Namun, keberuntungan kedua baru ditemukan pada pagi hari setelah perayaan heboh di Inggris. Seorang mantan wasit melihat bahwa ketika Tuan Guptill melempar bola, Tuan Stokes dan rekan pemukulnya belum menyeberang saat mencoba lari kedua mereka. Oleh karena itu, hanya lari pertama yang dihitung, bersama dengan empat dari lemparan. Inggris akan terdampar di 240. Sub-klausul dari aturan yang tidak jelas itu, seperti penghitungan batas yang memberi Inggris gelar, akan menghantui orang Selandia Baru selama beberapa dekade.
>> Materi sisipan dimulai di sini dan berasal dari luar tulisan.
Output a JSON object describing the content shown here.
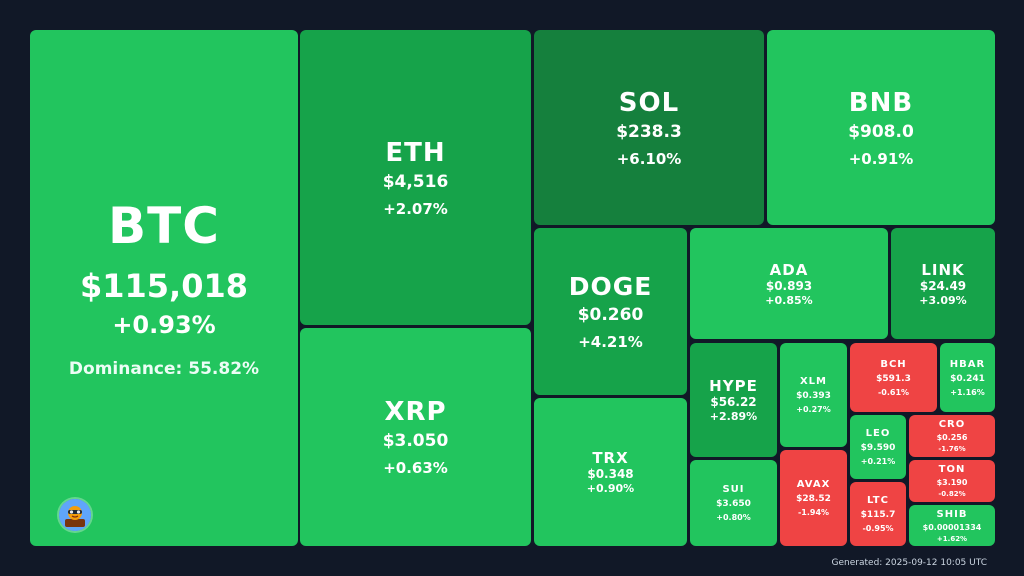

Namun, bagi sebagian besar penggemar, memori yang menentukan dari turnamen ini akan menjadi drama di jam-jam terakhirnya. Momen lain akan memudar dengan cepat. Di luar dua finalis (dan India, yang kalah dari Selandia Baru di semifinal), ada kekurangan tim bagus yang konsisten. Afrika Selatan putus asa, Hindia Barat mengecewakan, Sri Lanka tiruan pucat dari diri mereka sendiri dan Pakistan sangat tidak konsisten seperti sebelumnya. Afghanistan tertatih-tatih dengan politik internal dan keputusan aneh di lapangan. Formatnya tidak seimbang, dengan 45 pertandingan pool hanya menghasilkan tiga pertandingan sistem gugur. Hujan dan lapangan yang tidak rata membuat pukulannya kurang spektakuler. Tapi Inggris tidak peduli. Akhirnya mereka dapat menambahkan nama mereka ke daftar yang sudah memasukkan Hindia Barat, India, Australia, Pakistan, dan Sri Lanka: juara dunia.